Rock'n'soul: Black Caesar Soul Club gets funky with new EP
Under-the-radar band is one of the best in the Valley
HARK!
I hear…MNFB (my new favorite band)...
And that would be: Black Caesar Soul Club.
Haven’t heard of them?
No worries, this dynamic duo is decidedly under-the-radar; a Zoom with HARK Valley a few weeks ago was only the second interview this Phoenix band has done (the first was with a Tucson publication).
If you like Jimi, Curtis, Sly and Lenny–this "club" is for you, as Black Caesar Soul Club is simultaneously new and old, rock and soul.
A powerhouse duo: Black Caesar Soul Club
If you can picture Motown partying with Seventies rock–tune in and dig it.
The band is deceptively simple, just Aaron Allblack on guitars and vocals backed by drummer Marty Goldmill.
In this case, simple is good. Real good.
This might be my favorite duo since the Helio Sequence. When I saw the Portland-based Helio Sequence live in the early 2000s, my head was ringing with brutal, thundering rock. In its stellar recordings, that Sub Pop band has evolved into psychedelic rock, with powerhouse ballads like Keep Your Eyes Ahead and Lately.
Almost nobody knew about Helio Sequence when I stumbled on them. I had just written about their Sub Pop debut for the Seattle Times, then heard them as the opening band for a mid-week show at Sit & Spin, a nightclub/laundromat in Belltown.
Boosted by Sub Pop, Helio Sequence never became huge but gained a solid following and huge critical acclaim. Billboard editor Jonathan Cohen dubbed them “fantastic,” and a Pitchfork reviewer called their 2008 recording “one of the year's pleasant surprises.”
Will Black Caesar Soul Club roar out of the Valley and score fans, a label and loving critics?
Let's hope so...
After a Zoom interview with HARK Valley, the duo shared its newly-minted, four-song EP.
It’s called Propers, and it’s brilliant, with four top-shelf songs.
Solution is a tight, scratch-guitar update of Gil Scott Heron’s The Revolution Will Not Be Televised.
As Allblack wails:
When you say my name
My world bursts into flames…
Evolution this is an evolution
Takes place whenever you’re around
And it’s driving me insane
Your elocution, your elocution
and your tone of voice
let’s me know
That crazy is in your veins.
…
In conclusion
If you stayed I might have
Blown my brains away
Can’t Sleep also references being driven crazy, over crazy-good, here with Allblack emotionally thrashing:
Drinking the night away
Would drive a man insane
I played all my records
Til they all sound the same
…
No rest for my mind
how I'm supposed to
make it through this hell?
Rock n Rolla is straight ahead, hammer-drum, tuned-down rock jam. This one will have crowds dancing at shows, no doubt.
Stroll sounds like an undiscovered Hendrix cut.
The main question: When do we get to hear these killer songs live?

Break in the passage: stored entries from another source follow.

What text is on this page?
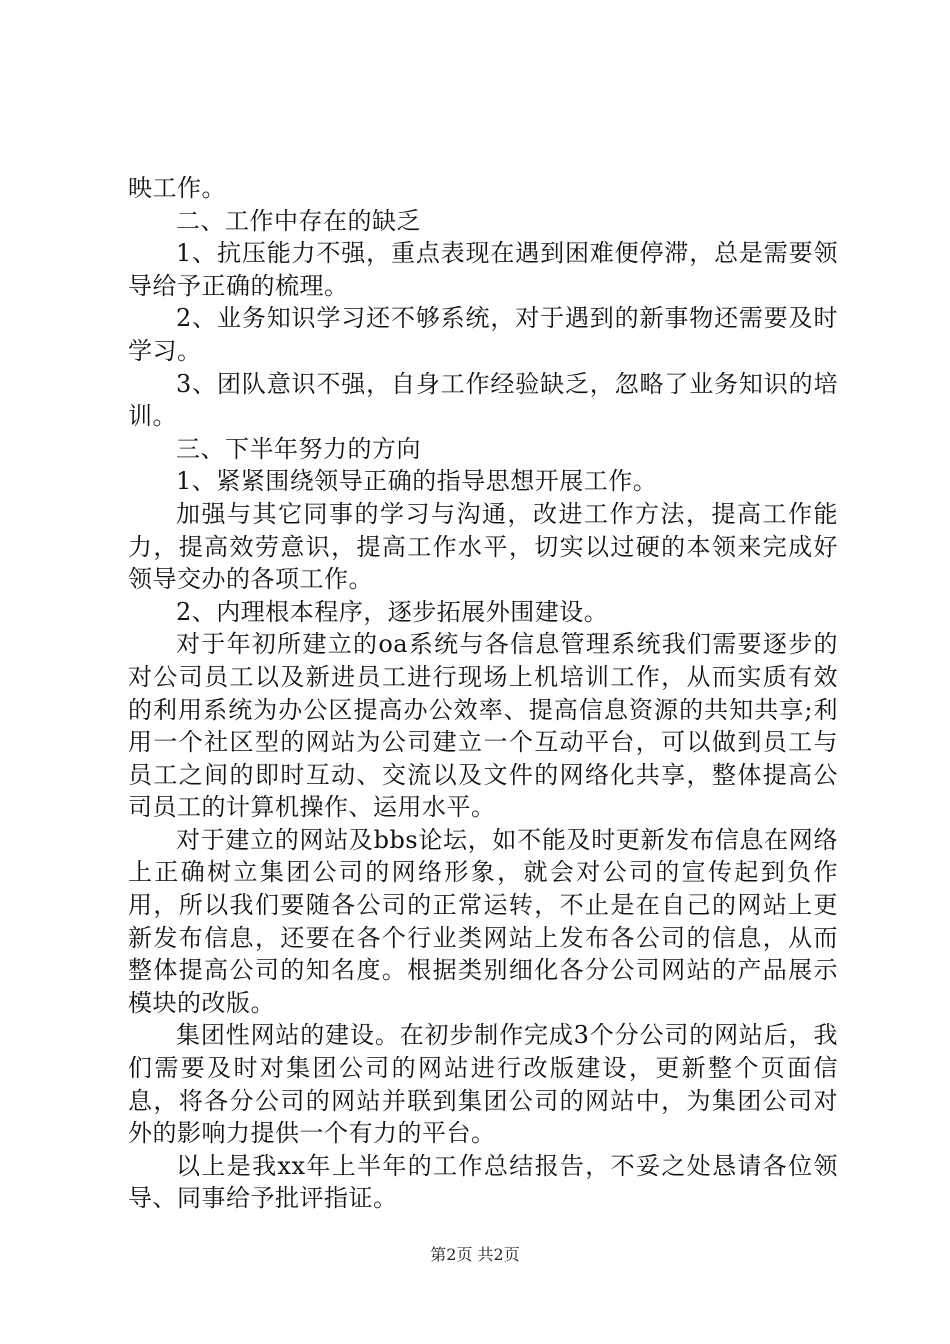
映工作。

二、工作中存在的缺乏

1、抗压能力不强，重点表现在遇到困难便停滞，总是需要领导给予正确的梳理。

2、业务知识学习还不够系统，对于遇到的新事物还需要及时学习。

3、团队意识不强，自身工作经验缺乏，忽略了业务知识的培训。

三、下半年努力的方向

1、紧紧围绕领导正确的指导思想开展工作。

加强与其它同事的学习与沟通，改进工作方法，提高工作能力，提高效劳意识，提高工作水平，切实以过硬的本领来完成好领导交办的各项工作。

2、内理根本程序，逐步拓展外围建设。

对于年初所建立的oa系统与各信息管理系统我们需要逐步的对公司员工以及新进员工进行现场上机培训工作，从而实质有效的利用系统为办公区提高办公效率、提高信息资源的共知共享;利用一个社区型的网站为公司建立一个互动平台，可以做到员工与员工之间的即时互动、交流以及文件的网络化共享，整体提高公司员工的计算机操作、运用水平。

对于建立的网站及bbs论坛，如不能及时更新发布信息在网络上正确树立集团公司的网络形象，就会对公司的宣传起到负作用，所以我们要随各公司的正常运转，不止是在自己的网站上更新发布信息，还要在各个行业类网站上发布各公司的信息，从而整体提高公司的知名度。根据类别细化各分公司网站的产品展示模块的改版。

集团性网站的建设。在初步制作完成3个分公司的网站后，我们需要及时对集团公司的网站进行改版建设，更新整个页面信息，将各分公司的网站并联到集团公司的网站中，为集团公司对外的影响力提供一个有力的平台。

以上是我xx年上半年的工作总结报告，不妥之处恳请各位领导、同事给予批评指证。

第2页 共2页
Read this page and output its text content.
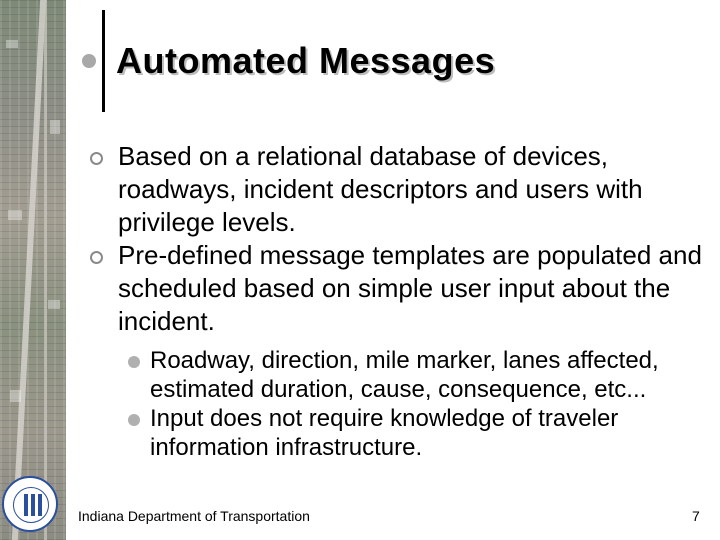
Automated Messages
Based on a relational database of devices, roadways, incident descriptors and users with privilege levels.
Pre-defined message templates are populated and scheduled based on simple user input about the incident.
Roadway, direction, mile marker, lanes affected, estimated duration, cause, consequence, etc...
Input does not require knowledge of traveler information infrastructure.
Indiana Department of Transportation	7
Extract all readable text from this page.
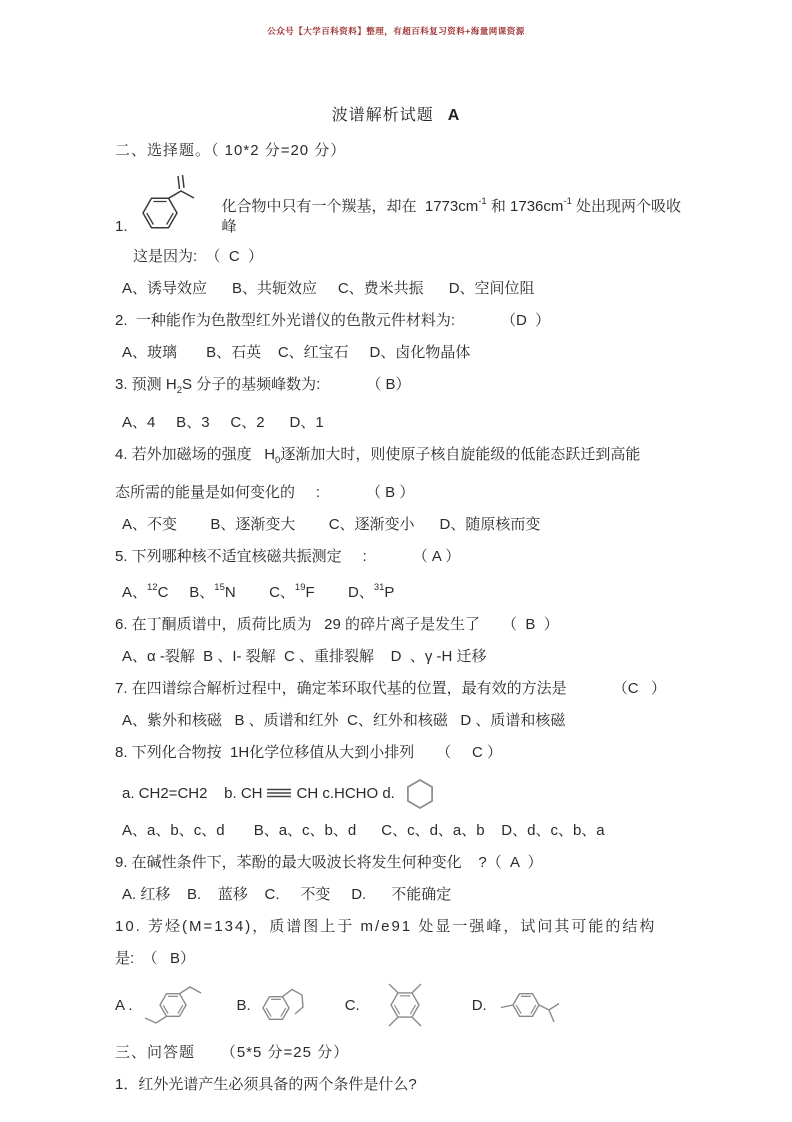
公众号【大学百科资料】整理，有超百科复习资料+海量网课资源
波谱解析试题 A
二、选择题。（ 10*2 分=20 分）
1.
化合物中只有一个羰基，却在  $1773cm^{-1}$ 和 $1736cm^{-1}$ 处出现两个吸收峰
这是因为:  （  C  ）
A、诱导效应      B、共轭效应     C、费米共振      D、空间位阻
2.  一种能作为色散型红外光谱仪的色散元件材料为:	（D  ）
A、玻璃       B、石英    C、红宝石     D、卤化物晶体
3. 预测 $H_2S$ 分子的基频峰数为:	（ B）
A、4     B、3     C、2      D、1
4. 若外加磁场的强度   $H_0$逐渐加大时，则使原子核自旋能级的低能态跃迁到高能
态所需的能量是如何变化的     :	（ B ）
A、不变        B、逐渐变大        C、逐渐变小      D、随原核而变
5. 下列哪种核不适宜核磁共振测定     :	（ A ）
A、$^{12}$C B、$^{15}$N C、$^{19}$F D、$^{31}$P
6. 在丁酮质谱中，质荷比质为   29 的碎片离子是发生了 （  B  ）
A、α -裂解  B 、I- 裂解  C 、重排裂解    D  、γ -H 迁移
7. 在四谱综合解析过程中，确定苯环取代基的位置，最有效的方法是	（C   ）
A、紫外和核磁   B 、质谱和红外  C、红外和核磁   D 、质谱和核磁
8. 下列化合物按  1H化学位移值从大到小排列 （     C ）
a. CH2=CH2    b. CH CH c.HCHO d.
A、a、b、c、d       B、a、c、b、d      C、c、d、a、b    D、d、c、b、a
9. 在碱性条件下，苯酚的最大吸波长将发生何种变化    ?（  A  ）
A. 红移    B.    蓝移    C.     不变     D.      不能确定
10. 芳烃(M=134)，质谱图上于 m/e91 处显一强峰，试问其可能的结构
是:  （   B）
A .	B.	C.	D.
三、问答题     （5*5 分=25 分）
1．红外光谱产生必须具备的两个条件是什么?
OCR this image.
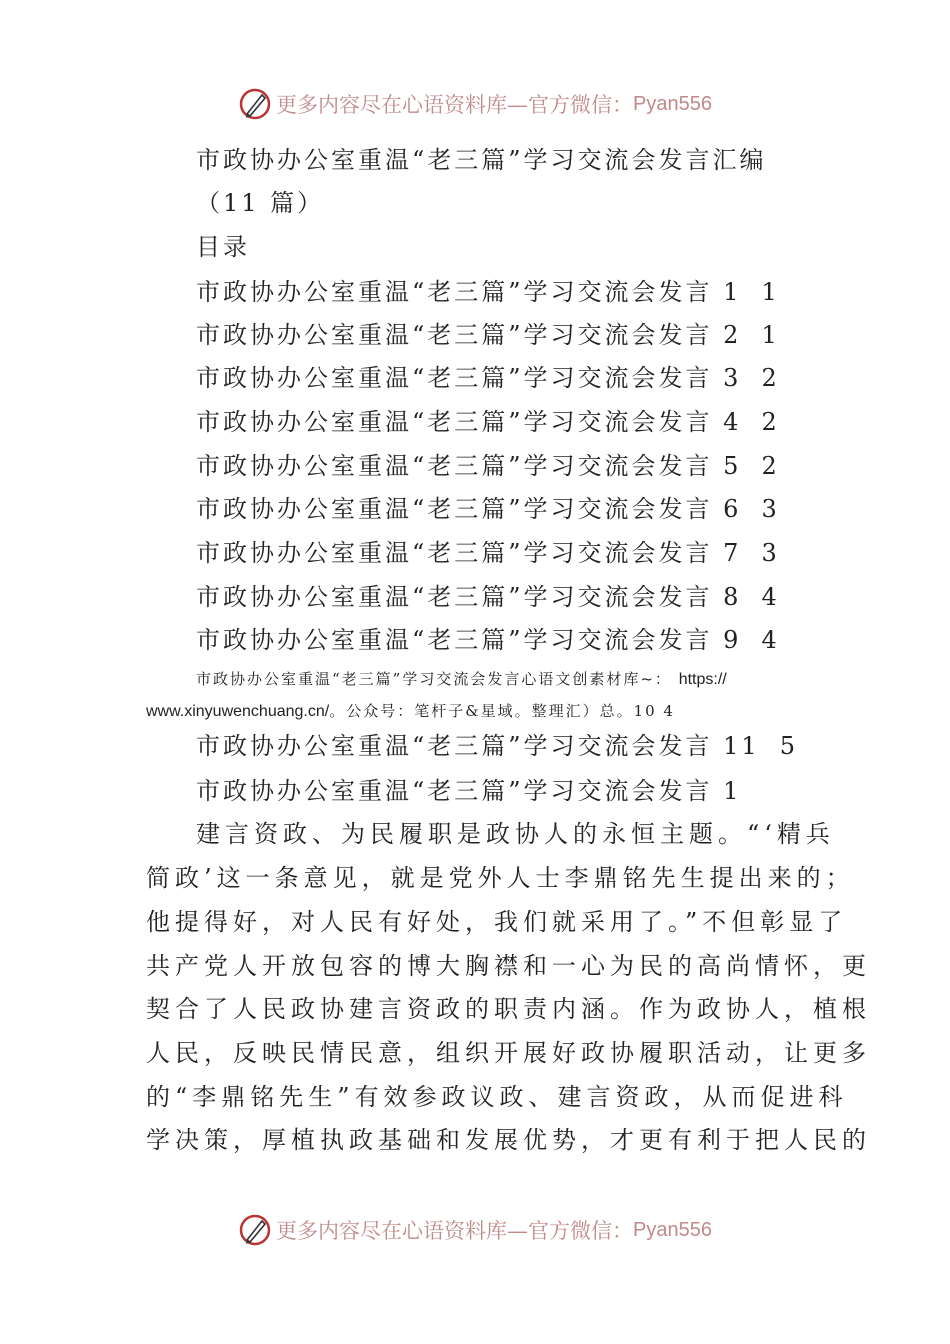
更多内容尽在心语资料库—官方微信： Pyan556
市政协办公室重温“老三篇”学习交流会发言汇编
（11 篇）
目录
市政协办公室重温“老三篇”学习交流会发言 1 1
市政协办公室重温“老三篇”学习交流会发言 2 1
市政协办公室重温“老三篇”学习交流会发言 3 2
市政协办公室重温“老三篇”学习交流会发言 4 2
市政协办公室重温“老三篇”学习交流会发言 5 2
市政协办公室重温“老三篇”学习交流会发言 6 3
市政协办公室重温“老三篇”学习交流会发言 7 3
市政协办公室重温“老三篇”学习交流会发言 8 4
市政协办公室重温“老三篇”学习交流会发言 9 4
市政协办公室重温“老三篇”学习交流会发言心语文创素材库~： https://
www.xinyuwenchuang.cn/。公众号：笔杆子&星域。整理汇）总。10 4
市政协办公室重温“老三篇”学习交流会发言 11 5
市政协办公室重温“老三篇”学习交流会发言 1
建言资政、为民履职是政协人的永恒主题。“‘精兵
简政’这一条意见，就是党外人士李鼎铭先生提出来的；
他提得好，对人民有好处，我们就采用了。”不但彰显了
共产党人开放包容的博大胸襟和一心为民的高尚情怀，更
契合了人民政协建言资政的职责内涵。作为政协人，植根
人民，反映民情民意，组织开展好政协履职活动，让更多
的“李鼎铭先生”有效参政议政、建言资政，从而促进科
学决策，厚植执政基础和发展优势，才更有利于把人民的
更多内容尽在心语资料库—官方微信： Pyan556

“We’re working on it,” Allblack said.
Black Caesar Soul Club hasn’t played since a March 31 show at the Yucca Tap Room, with previous shows in March at the Lost Leaf and November at the Valley Bar.
During the HARK Valley Zoom, Allblack and Goldmill laughed over the “crazy story” of how they met in passing five years ago at The Kettle Black, a downtown watering hole.
“I was walking out of a bar and Marty was walking into a bar. I was looking for a drummer for about a year…I had on a Thin Lizzy T-shirt. He said, ‘Great band.’ I said, ‘Who you tellin’?’
“Then I asked him, ‘Do you play? Everyone plays guitar, so I figured it would be that. But he says, ‘Drums.’”
Bingo, Allblack thought; they exchanged numbers.
Shortly after, they got together with their instruments–it was love at first jam.
They discovered a shared affinity not just for that Irish hard-rock band (best known for The Boys are Back in Town), but English rock bands that were in turn influenced by American soul-rock.
“We’re not imitating The Beatles or Led Zeppelin,” Allblack said, “and we would never compare ourselves to Jimi or Curtis Mayfield…”
But, hey, they have that sound.
“And we’re Black,” the singer-guitarist added, with a chuckle.
In Phoenix, Black Caesar Soul Club is something of a rarity–at most of their shows, they might be the only non-white folks in the club.
The irony is that, though rock music is white-dominated, it stems from the blues and, later, soul.
“Sixties soul is so important to our sound,” Allblack said. “We play rock and roll–but musically, if it’s a pie chart, it’s 33 percent rock and roll; the other 66 percent is soul, funk, hip hop. That informs our take on the music we play.”
Goldmill punched that:
“We want to play rock and roll–we want it to hit you,” the drummer said. “At the same time, we want to have a swing.”